Criterion Collection reissues R. Crumb documentary with special features


15 Responses to “Criterion Collection reissues R. Crumb documentary with special features”

  1. Fletcherism says:

    I love R. Crumb and i LOVED this movie but it was the worst possible choice for a first-date movie ever.

  2. Ugly Canuck says:

    Here’s a review of the Criterion edition of Crumb from DVD Savant:

  3. Ugly Canuck says:

    Don’t forget Criterion’s release of the other Zwigoff doc, “Louie Bluie”:

    Only unlike their “Crumb” release, this one is dvd-only – no blu-ray option.

  4. st vincent says:

    Crumb ranks as one of my favorite films in any genre. I rarely spring for my own DVD copy of films, but this edition certainly sounds like it’d be worth having.

    I’d not read anything about Crumb before seeing it the first time and was anticipating more of a examination of his work and its cultural impact. What the movie was ultimately about was ten times more interesting that that. By the time it was through, I’d gone from thinking R. was likely the odd duck of his family to thinking that he was far and away the most well-adjusted and whole!
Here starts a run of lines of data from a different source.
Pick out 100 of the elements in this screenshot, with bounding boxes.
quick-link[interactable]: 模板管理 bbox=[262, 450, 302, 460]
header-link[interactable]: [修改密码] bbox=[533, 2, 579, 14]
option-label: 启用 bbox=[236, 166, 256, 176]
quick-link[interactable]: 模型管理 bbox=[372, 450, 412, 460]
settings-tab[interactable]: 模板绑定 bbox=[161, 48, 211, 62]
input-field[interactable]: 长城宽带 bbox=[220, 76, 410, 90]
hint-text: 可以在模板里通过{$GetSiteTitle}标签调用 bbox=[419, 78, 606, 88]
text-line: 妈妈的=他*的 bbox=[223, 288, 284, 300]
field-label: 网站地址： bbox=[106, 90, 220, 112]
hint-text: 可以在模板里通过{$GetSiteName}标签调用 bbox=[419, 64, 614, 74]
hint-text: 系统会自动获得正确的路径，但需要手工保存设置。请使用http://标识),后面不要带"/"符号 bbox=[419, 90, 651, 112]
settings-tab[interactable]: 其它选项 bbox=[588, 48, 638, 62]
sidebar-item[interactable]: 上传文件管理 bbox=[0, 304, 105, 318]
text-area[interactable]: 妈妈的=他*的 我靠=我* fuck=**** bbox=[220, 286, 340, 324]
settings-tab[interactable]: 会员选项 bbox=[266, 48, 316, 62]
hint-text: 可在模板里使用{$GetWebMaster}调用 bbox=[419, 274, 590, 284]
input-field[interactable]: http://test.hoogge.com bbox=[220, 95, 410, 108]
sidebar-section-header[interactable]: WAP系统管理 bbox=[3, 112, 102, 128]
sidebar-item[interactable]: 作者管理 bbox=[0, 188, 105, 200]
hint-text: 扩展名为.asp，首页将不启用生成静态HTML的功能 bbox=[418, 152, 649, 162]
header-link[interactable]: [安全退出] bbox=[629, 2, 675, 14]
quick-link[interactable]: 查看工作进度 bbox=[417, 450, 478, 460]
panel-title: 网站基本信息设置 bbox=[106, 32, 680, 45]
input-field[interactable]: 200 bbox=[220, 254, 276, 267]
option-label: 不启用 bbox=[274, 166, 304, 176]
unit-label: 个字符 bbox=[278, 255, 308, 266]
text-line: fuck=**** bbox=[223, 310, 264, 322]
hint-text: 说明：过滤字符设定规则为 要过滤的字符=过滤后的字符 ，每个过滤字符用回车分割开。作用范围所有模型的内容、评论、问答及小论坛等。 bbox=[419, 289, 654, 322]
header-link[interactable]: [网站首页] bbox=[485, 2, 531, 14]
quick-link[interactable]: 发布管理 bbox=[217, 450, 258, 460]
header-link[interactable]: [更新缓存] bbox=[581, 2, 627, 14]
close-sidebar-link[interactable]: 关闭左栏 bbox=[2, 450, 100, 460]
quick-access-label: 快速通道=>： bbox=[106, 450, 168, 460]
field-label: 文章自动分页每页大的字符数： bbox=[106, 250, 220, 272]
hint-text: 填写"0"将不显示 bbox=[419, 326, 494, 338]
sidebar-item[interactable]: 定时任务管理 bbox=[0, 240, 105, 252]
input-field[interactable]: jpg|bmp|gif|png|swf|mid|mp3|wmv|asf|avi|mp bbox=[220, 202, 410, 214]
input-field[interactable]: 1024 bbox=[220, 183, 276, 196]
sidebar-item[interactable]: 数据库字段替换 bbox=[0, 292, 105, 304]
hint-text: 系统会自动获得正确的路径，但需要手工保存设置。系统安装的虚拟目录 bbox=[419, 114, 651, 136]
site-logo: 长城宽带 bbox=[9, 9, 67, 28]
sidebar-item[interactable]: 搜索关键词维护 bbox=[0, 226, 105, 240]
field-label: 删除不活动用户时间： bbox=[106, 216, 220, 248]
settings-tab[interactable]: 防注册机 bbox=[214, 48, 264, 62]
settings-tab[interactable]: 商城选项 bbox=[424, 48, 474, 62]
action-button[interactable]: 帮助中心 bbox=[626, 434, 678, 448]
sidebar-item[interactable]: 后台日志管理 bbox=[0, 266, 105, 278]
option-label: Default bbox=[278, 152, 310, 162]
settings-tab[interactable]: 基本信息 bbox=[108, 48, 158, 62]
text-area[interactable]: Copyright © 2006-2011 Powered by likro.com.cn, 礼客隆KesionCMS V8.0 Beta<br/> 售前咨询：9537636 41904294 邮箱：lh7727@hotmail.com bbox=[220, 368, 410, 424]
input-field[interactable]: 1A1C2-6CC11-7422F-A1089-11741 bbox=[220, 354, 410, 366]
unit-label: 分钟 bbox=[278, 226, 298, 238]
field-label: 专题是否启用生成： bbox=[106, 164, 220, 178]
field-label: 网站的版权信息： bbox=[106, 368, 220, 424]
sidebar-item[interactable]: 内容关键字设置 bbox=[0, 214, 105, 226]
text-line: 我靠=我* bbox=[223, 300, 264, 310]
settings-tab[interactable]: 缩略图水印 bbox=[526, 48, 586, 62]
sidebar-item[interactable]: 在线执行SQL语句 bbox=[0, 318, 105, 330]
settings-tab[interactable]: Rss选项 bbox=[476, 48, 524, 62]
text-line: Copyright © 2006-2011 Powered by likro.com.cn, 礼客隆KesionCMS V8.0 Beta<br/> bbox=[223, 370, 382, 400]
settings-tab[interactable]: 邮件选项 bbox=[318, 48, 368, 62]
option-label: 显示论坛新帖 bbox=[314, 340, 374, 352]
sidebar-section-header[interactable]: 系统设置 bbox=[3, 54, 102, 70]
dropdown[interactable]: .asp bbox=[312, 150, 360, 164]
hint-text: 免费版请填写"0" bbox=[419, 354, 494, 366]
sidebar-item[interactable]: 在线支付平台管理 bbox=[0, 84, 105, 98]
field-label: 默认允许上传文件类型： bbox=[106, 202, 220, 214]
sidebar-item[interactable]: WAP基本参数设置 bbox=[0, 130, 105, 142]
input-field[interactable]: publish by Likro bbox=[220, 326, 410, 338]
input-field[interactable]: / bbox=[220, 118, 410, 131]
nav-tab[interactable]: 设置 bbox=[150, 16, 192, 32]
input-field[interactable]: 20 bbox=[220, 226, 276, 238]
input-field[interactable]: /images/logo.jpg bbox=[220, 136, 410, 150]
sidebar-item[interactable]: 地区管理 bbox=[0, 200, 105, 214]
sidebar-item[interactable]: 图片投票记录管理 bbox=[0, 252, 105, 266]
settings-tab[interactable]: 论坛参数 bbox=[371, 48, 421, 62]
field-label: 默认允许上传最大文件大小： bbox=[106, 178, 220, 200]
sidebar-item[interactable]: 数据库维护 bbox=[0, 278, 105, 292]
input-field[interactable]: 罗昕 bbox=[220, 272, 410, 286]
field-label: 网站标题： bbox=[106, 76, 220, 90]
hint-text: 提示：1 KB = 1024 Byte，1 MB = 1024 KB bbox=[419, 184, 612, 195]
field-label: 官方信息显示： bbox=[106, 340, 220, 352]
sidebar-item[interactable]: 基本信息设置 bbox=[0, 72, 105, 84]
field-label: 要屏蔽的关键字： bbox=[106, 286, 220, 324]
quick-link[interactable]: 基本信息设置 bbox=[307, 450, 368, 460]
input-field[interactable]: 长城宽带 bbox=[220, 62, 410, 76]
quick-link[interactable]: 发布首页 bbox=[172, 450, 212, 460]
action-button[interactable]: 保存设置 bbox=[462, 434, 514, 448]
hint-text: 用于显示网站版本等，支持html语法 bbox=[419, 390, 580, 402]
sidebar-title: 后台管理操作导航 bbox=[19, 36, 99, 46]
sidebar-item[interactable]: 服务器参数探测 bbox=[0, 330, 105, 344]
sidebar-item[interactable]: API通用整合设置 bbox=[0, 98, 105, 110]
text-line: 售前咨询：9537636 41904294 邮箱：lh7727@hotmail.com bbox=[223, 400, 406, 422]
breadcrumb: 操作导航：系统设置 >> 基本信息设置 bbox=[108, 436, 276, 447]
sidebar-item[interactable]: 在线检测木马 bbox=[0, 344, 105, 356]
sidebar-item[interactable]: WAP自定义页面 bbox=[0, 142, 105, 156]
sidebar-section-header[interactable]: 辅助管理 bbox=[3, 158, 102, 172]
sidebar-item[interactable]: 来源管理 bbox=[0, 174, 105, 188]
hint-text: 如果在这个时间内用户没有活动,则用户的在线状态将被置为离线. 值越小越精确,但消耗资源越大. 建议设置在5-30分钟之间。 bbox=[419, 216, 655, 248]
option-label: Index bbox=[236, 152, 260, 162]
    Thanks for the tip on the new release!

  5. johnofjack says:

    That is a great documentary. I’m glad to see it get the Criterion treatment.

  6. frankieboy says:

    I remember seeing this years ago, and thinking R. Crumb is a survivor. God only knows what went on in that madhouse he grew up in. His two unfortunate brothers didn’t make it. And if I remember right, he has a sister, (or two?) that were not interviewed. The film provides a disturbing look into the early harsh conditions that shaped a brilliant artist. I can see his art as something that helped him cope with the rough hand he was dealt.
    Where Mr. Rosenbaum sees a “family of reclusive eccentrics, some of the most remarkable people you’ll ever see…” I see dysfunction and pain.

    • Brainspore says:

      I remember watching it and thinking that Crumb’s sisters probably had it even worse than Robert and his brothers considering what life must have been like to be around that many adolescent males with such, ah, unconventional sexual predilections.

      Great documentary, brilliant artist. I recently read Crumb’s illustrated version of the Book of Genesis, it helped make a very archaic and often self-contradictory text much easier to parse.

  7. oyvinja says:

    One messed up family indeed.
    But I did love brother Maxon’s paintings, I think he’s possibly just as talented as Robert.

  8. Miss Pam From T-Town says:

    This is, indeed, the best documentary I’ve ever seen. Extraordinary directing. The best.


    It’s an outstanding film and I can’t wait to see the extras. True American eccentrics are so rate these days. We should celebrate them.

  10. k386 says:

    I recently came across a BBC documentary on Crumb called ‘Confessions of Robert Crumb’ which gives a vastly different portrait of him. He was way more engaged and .. I don’t know, happy than he was portrayed in Crumb.

    Crumb is still amazing, and I’ll lend my words to agree that it’s my favorite documentary.

  11. lewis stoole says:

    this movie gave me newfound respect and awe for the wonderful world of string!

    thanks robert crumb!

    thanks terry zwigoff!

    thanks criterion!

    i eagerly await to see what new commentary is made about this and other topics of interest.

  12. Bionicrat2 says:

    The autobiographical comic (aka graphic memoir) by Crumb’s wife, Aline Kominsky-Crumb, is a nice compliment to this film. Events such as the move to France are covered in greater detail and you get to learn more about what happened over their next 10 years of living there.

    It’s also just a fantastic work about a very interesting artist and personality (meaning Crumb’s wife Aline).

  13. Anonymous says:

    Much more daring and interesting would be an inclusion of commentary from Crumb himself. From what I recall of articles I’ve read over the past ten years, Crumb was somewhat critical of his portrayal–in fact, his descriptions made Zwigoff appear to be the somewhat unstable and desperate one, and that Crumb did the documentary in part out of feeling sorry for Zwigoff.

    Of course, this may be post-documentaried (documented? documenteed?) regret from Crumb, but it would be fascinating if his viewpoint and reflections were included in the re-released version (assuming he’d even want to cooperate).